Saturday, December 27, 2008

‘A happy St. John’s Day’

   
The Master of Fairless Hills Lodge No. 776 in Pennsylvania, presents a gift to the Rev. Canon William Rauscher in thanks for his talk on religion and Freemasonry today. Rauscher has been a Mason for 40 years.



I enjoyed a terrific afternoon in Fairless Hills, Pennsylvania today, driving out there to join the St. John’s Day celebration at the invitation of the lodge’s Worshipful Master. Scores of other Masons, family, friends and the curious converged on the lodge for a full program of cordial ceremony, food and intelligent conversation.

The keynote address was provided by a very thoughtful man and a delightful speaker. The Rev. Canon William V. Rauscher spoke, mindful that about half the audience members were not Freemasons, on the subject of religion and Freemasonry. He began in broad terms, describing religion as the human need to have “a general belief in powers larger than oneself” to allow “the experience of harmony with oneself and with God.” And Freemasonry he defined with familiar language: “A system of morality, veiled in allegory and illustrated with symbols that give insights into life, service and brotherhood.”

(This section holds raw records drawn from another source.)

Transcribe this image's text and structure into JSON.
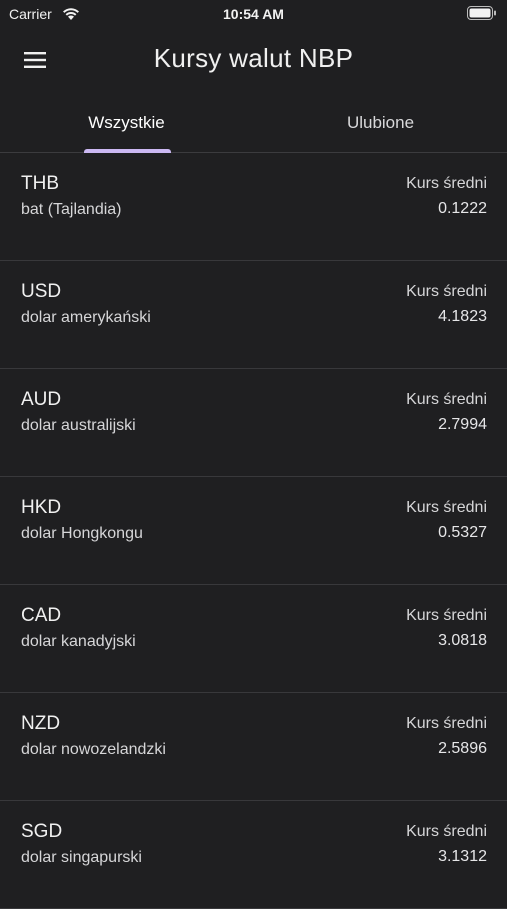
{
  "status_bar": {
    "carrier": "Carrier",
    "time": "10:54 AM",
    "wifi_icon": "wifi-icon",
    "battery_icon": "battery-icon"
  },
  "app_bar": {
    "title": "Kursy walut NBP",
    "menu_icon": "hamburger-menu-icon"
  },
  "tabs": [
    {
      "label": "Wszystkie",
      "active": true
    },
    {
      "label": "Ulubione",
      "active": false
    }
  ],
  "rates": [
    {
      "code": "THB",
      "name": "bat (Tajlandia)",
      "label": "Kurs średni",
      "value": "0.1222"
    },
    {
      "code": "USD",
      "name": "dolar amerykański",
      "label": "Kurs średni",
      "value": "4.1823"
    },
    {
      "code": "AUD",
      "name": "dolar australijski",
      "label": "Kurs średni",
      "value": "2.7994"
    },
    {
      "code": "HKD",
      "name": "dolar Hongkongu",
      "label": "Kurs średni",
      "value": "0.5327"
    },
    {
      "code": "CAD",
      "name": "dolar kanadyjski",
      "label": "Kurs średni",
      "value": "3.0818"
    },
    {
      "code": "NZD",
      "name": "dolar nowozelandzki",
      "label": "Kurs średni",
      "value": "2.5896"
    },
    {
      "code": "SGD",
      "name": "dolar singapurski",
      "label": "Kurs średni",
      "value": "3.1312"
    }
  ],
  "colors": {
    "background": "#1f1f21",
    "accent_indicator": "#cbb8f2",
    "divider": "#38383b"
  }
}
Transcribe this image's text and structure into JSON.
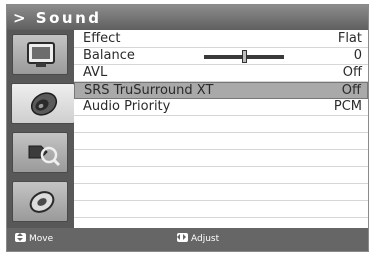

Masonry is not a church, he explained, although it can serve as a “spiritual anchor” for men who rightly understand its “short morality plays” as lessons of charity, fraternity and wisdom. “There is nothing incompatible with traditional religious beliefs,” something attested by the many clergymen who cherish their Masonic affiliations. Indeed Masonry’s “spiritual content is its most attractive and significant” offering. The degrees are the “embodiment of the simple words of the one eternal religion: the brotherhood of man, the fatherhood of God, the Golden Rule, the hope for everlasting life.”

“We need it today more than ever.”

He touched on other factors that shape Freemasonry’s relationship with religion, including the secrecy of the fraternity, and also anti-Masonry, defining the foes of Freemasonry as varying from mainstream religions to communist regimes to “extreme radical secularists” whose aim is to have “a society without any rules at all.”

A very well received talk.

In other Fairless Hills Lodge news, the Worshipful Master has unveiled his schedule of lodge events for the coming year. Not unlike New Jersey’s Alpha and Nutley lodges (see below), this lodge is heavy on education.

Jan. 20 – The Magpie Mason speaking on the Four Cardinal Virtues.

Feb. 17 – Bro. Matthew D. Dupee, Esq., PM speaking on “Freemasonry in Europe.”

March 17 – Bro. Jerry Hamilton, PM on “The True Meaning of Masonic Ritual.”

April 21 – Three speakers: Bro. Rev. William D. Hartman, Grand Chaplain, on “George Washington and Freemasonry.” Bro. Walter Lamont on “Music and Freemasonry Around the Globe.” And Bro. Carl L. Swope, DDGM on a topic to be announced.

May 19 – Bro. Aaron White, PM of Kite and Key Lodge No. 811 speaking, appropriately, on “Traditional Observance Lodges.”

May 23 – The ceremony of initiation! The EA° will be conferred at the George Washington Masonic Memorial in Alexandria, Va.

May 27 – The lodge will visit Kite and Key Lodge, which meets at the Allentown Masonic Temple.

Oct. 20 – The MM° will be conferred by Past Masters. Speaker: Bro. Frank Walker, PM of Texas, comparing Pennsylvania and Texas rituals.

Nov. 17 – Bro. George R. Haynes, PM on “Lodge Models and Model Lodges.”

Nov. 29 – The Annual Lodge Banquet, featuring Bro. Tom Jackson, Past Grand Secretary.

In addition to all that, this lodge has a great program, devised by the aforementioned Bro. Haynes, called “One Lodge, One Book.” The lodge purchases copies of a book of Masonic significance, and mails those copies to all the lodge’s brethren. The result is improved attendance at lodge, and meaningful discussions at meetings, said the Worshipful Master, who recalled how Hodapp’s “Freemasons for Dummies” doubled lodge attendance. The book now being provided is the new one from Bro. Robert L.D. Cooper of Scotland titled “Cracking the Freemasons Code,” which is one of those great books that makes Masonry comprehensible to non-Masons without forgetting to teach Masons themselves a thing or two also.

Worshipful Master, you’re going to have an amazing year! See you on the 20th.